Four former Soviet citizens behaved quite American in the course of the “Russian affair” - each was engaged only in his own business and pursued only his own interests. All of them have dual citizenship. None of them were involved in organizing a conspiracy between Trump and Putin, but all four sincerely wished to improve relations between Russia and the United States - this, much to the chagrin of supporters of the theory of the "Russian conspiracy," is not a crime.

As you know, the initial stage of Obamageit - Trump’s “Russian affair” - is already closed, but the final part - Trump’s revenge - is just beginning. Perhaps we are on the eve of the fact that the political pendulum began to move in the opposite direction, and the next decades will not go exactly as the democrats intended.

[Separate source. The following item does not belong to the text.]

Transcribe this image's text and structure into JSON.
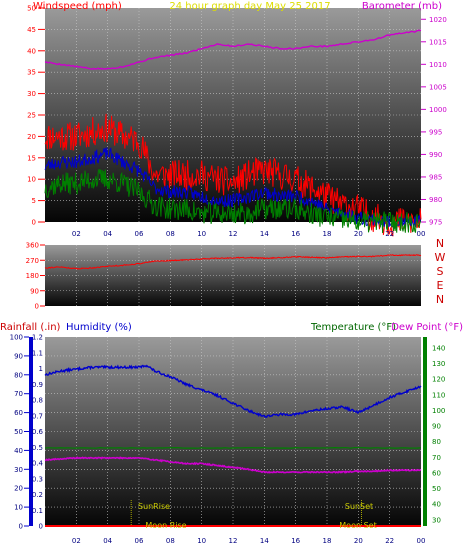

Most often in the materials of the “Russian case” there is the name of Natalia Veselnitskaya. We know a lot about the lawyer Natalya Veselnitskaya, and at the same time, we know little about her suspiciously. We know that she is a mother of four children, doesn’t need money, doesn’t know English, always pays for restaurants in all, smokes, stops only in first-class hotels, flies freely for business around the world, received a visa to the USA with the help of some high-ranking officials of the administration of President Barack Obama, does not have a license to engage in advocacy in the States, but is engaged, or rather engaged. That, in fact, is all.

On the surface, it seems that she is protecting the interests of one of the Russian clients affected by the sanctions imposed by the Magnitsky Act. But she obviously does it as if she has a curator from the organs. Only from the authorities of which country?

Original column published on the blog. Gary gindler chronicles.